Noi siamo natura. Non c'è nessuna possibilità di pensarci in contrapposizione o a prescindere dalla natura, ma quello che io ho sottolineato è che questa legge naturale non è una norma che congela il fenomeno umano unicamente sul “bios”, bensì è una legge che favorisce la logica della relazione armoniosa, perché il fenomeno umano possa fiorire in tutti questi suoi aspetti costitutivi, fino a giungere alla creatività, alla libertà della vita spirituale.

Questa secondo me è la vera legge naturale: l’armonia relazionale che fa fiorire la vita in tutti, in tutti i suoi aspetti.

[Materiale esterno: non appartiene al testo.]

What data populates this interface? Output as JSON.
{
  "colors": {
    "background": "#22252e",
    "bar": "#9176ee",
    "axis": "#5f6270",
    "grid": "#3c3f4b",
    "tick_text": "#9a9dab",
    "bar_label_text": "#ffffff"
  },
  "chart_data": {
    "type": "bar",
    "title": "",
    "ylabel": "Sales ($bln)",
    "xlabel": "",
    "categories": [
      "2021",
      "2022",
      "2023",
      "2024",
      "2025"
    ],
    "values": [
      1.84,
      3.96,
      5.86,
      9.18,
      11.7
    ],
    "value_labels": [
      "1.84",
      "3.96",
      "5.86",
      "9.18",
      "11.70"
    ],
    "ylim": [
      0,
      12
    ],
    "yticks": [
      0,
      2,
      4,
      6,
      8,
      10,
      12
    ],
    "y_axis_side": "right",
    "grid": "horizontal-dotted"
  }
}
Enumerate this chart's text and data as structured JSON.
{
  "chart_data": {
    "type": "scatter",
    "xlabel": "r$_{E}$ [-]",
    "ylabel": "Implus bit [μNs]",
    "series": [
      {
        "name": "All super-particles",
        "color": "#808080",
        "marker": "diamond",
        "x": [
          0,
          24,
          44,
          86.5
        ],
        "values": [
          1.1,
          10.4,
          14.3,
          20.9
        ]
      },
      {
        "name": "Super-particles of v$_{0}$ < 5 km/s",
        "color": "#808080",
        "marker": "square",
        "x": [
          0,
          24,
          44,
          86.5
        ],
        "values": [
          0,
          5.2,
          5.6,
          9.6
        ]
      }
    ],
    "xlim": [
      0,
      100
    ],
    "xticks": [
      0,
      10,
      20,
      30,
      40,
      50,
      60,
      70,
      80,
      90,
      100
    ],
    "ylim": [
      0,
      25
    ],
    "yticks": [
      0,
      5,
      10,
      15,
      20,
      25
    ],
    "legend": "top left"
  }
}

Io personalmente non ho dubbi sul fatto che la relazione fisiologicamente corretta sia quella della complementarità dei sessi maschio+femmina, femmina+maschio. Per “fisiologicamente corretta” intendo che esiste appunto un “logos”, una “ratio”, una logica all'interno della “physis”, all'interno della natura, e vi è una clamorosa innegabile attestazione della natura al riguardo... (…). D’altra parte, non ci sono neppure dubbi sul fatto che il fenomeno omosessualità avviene, si dà, si è sempre dato, sempre si darà, sia negli esseri umani che negli altri esseri viventi: esiste dunque una fisiologia di fondo ed esiste anche una variante rispetto a tale fisiologia.

La questione diventa: come definire tale “variante”? Difformità? Alterità? Alterazione? Trasgressione?

Normalmente la storia, e anche la cronaca, presentano due interpretazioni, entrambe superate dalla scienza: malattia e peccato. (…).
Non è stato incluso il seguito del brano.